The prison closed in 1947, and Ushuaia did not regain its prominence until the 1970s and 1980s. The city was seen as an ideal starting point for Antarctic expeditions, many cruise ships anchored here and the streams of tourists came (and still come) to southernmost Argentina to visit the “end of the world”. More and more tourists choose their trips beyond Ballermann & Co., come by boat or as hiking tourists, go on study trips or adventure vacations. In any case, due to the tourism boom, the population of Ushuaia has increased well six times since the 1980s.
The most beautiful sights in and around Ushuaia:
Beagle Channel and Penguin Colony
A boat trip on the Beagle Channel is a real experience for nature lovers. Not only the snow-covered foothills of the Andes, but also the view of the city and a visit to the penguin island (Isla Martillo) are always worth a trip. With a little luck you can also get whales, sea lions and cormorants in front of the camera lens.
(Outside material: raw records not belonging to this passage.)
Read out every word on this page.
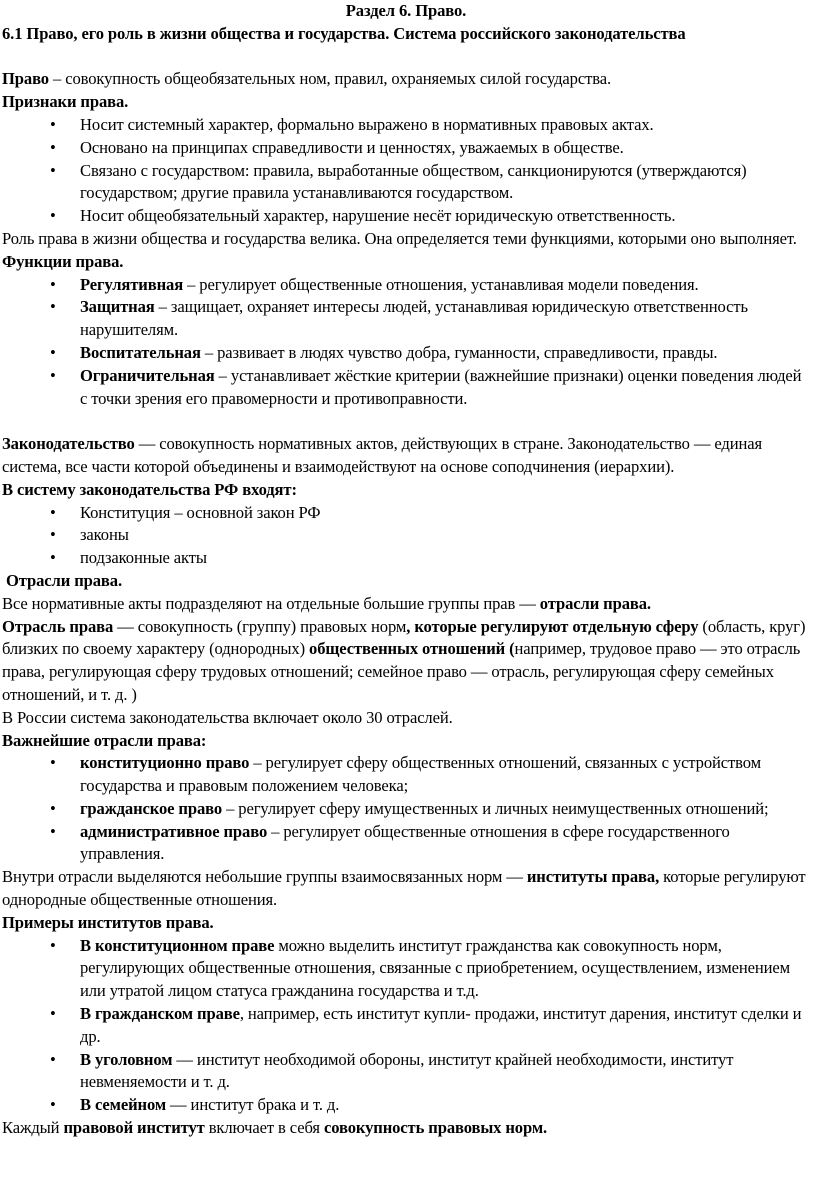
Раздел 6. Право.

6.1 Право, его роль в жизни общества и государства. Система российского законодательства

Право – совокупность общеобязательных ном, правил, охраняемых силой государства.

Признаки права.

• Носит системный характер, формально выражено в нормативных правовых актах.
• Основано на принципах справедливости и ценностях, уважаемых в обществе.
• Связано с государством: правила, выработанные обществом, санкционируются (утверждаются) государством; другие правила устанавливаются государством.
• Носит общеобязательный характер, нарушение несёт юридическую ответственность.

Роль права в жизни общества и государства велика. Она определяется теми функциями, которыми оно выполняет.

Функции права.

• Регулятивная – регулирует общественные отношения, устанавливая модели поведения.
• Защитная – защищает, охраняет интересы людей, устанавливая юридическую ответственность нарушителям.
• Воспитательная – развивает в людях чувство добра, гуманности, справедливости, правды.
• Ограничительная – устанавливает жёсткие критерии (важнейшие признаки) оценки поведения людей с точки зрения его правомерности и противоправности.

Законодательство — совокупность нормативных актов, действующих в стране. Законодательство — единая система, все части которой объединены и взаимодействуют на основе соподчинения (иерархии).

В систему законодательства РФ входят:

• Конституция – основной закон РФ
• законы
• подзаконные акты

Отрасли права.

Все нормативные акты подразделяют на отдельные большие группы прав — отрасли права.

Отрасль права — совокупность (группу) правовых норм, которые регулируют отдельную сферу (область, круг) близких по своему характеру (однородных) общественных отношений (например, трудовое право — это отрасль права, регулирующая сферу трудовых отношений; семейное право — отрасль, регулирующая сферу семейных отношений, и т. д. )

В России система законодательства включает около 30 отраслей.

Важнейшие отрасли права:

• конституционно право – регулирует сферу общественных отношений, связанных с устройством государства и правовым положением человека;
• гражданское право – регулирует сферу имущественных и личных неимущественных отношений;
• административное право – регулирует общественные отношения в сфере государственного управления.

Внутри отрасли выделяются небольшие группы взаимосвязанных норм — институты права, которые регулируют однородные общественные отношения.

Примеры институтов права.

• В конституционном праве можно выделить институт гражданства как совокупность норм, регулирующих общественные отношения, связанные с приобретением, осуществлением, изменением или утратой лицом статуса гражданина государства и т.д.
• В гражданском праве, например, есть институт купли- продажи, институт дарения, институт сделки и др.
• В уголовном — институт необходимой обороны, институт крайней необходимости, институт невменяемости и т. д.
• В семейном — институт брака и т. д.

Каждый правовой институт включает в себя совокупность правовых норм.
Tierra del Fuego National Park
The Panamericana can be used to get to Tierra del Fuego National Park. The train ends in the park, where a wooden path (the so-called Bahia Lapataia) leads further into the untouched nature. This also ends at some point and the traveler really feels like he is at “Fin del Mundo” (at the end of the world). Wonderful, not too difficult hiking trails lead through the park, and the unique natural and animal world impresses with its fascinating biodiversity.
Galeria Tematica Historia Fueguina
This museum is the largest in the city and is located in the former prison complex. Here you can learn interesting facts about the indigenous population, the history of the Antarctic expeditions and those of the prisoners of the former prison. The history of Ushuaia is conveyed in an entertaining way and is also interesting for families with children.
Faro Les Eclaireurs
A catamaran excursion to the lighthouse island takes about 30 minutes from the main pier. Here you are greeted by the roar of sea lions and the most diverse species of sea birds can be admired.
Valley of Wolves
In the footsteps of Jack London you can follow the “call of the wild” in the Valley of Wolves. Dog sledding tours, snowshoe hikes and excursions into the surrounding area (for example to the beaver castles or the Laguna Esmeralda) are offered here. A great experience for young and old!
The journey to Estancia Harberton alone is a real highlight. The road leads from Ushuaia through incredible natural beauties; the journey will continue by boat and with a little luck you can see three different species of penguins on the island (usually the funny tailcoats leave the island in March, which is why the tours are not offered all year round). A tour of the historic settlement and a visit to the botanical garden make the excursion an unforgettable holiday experience.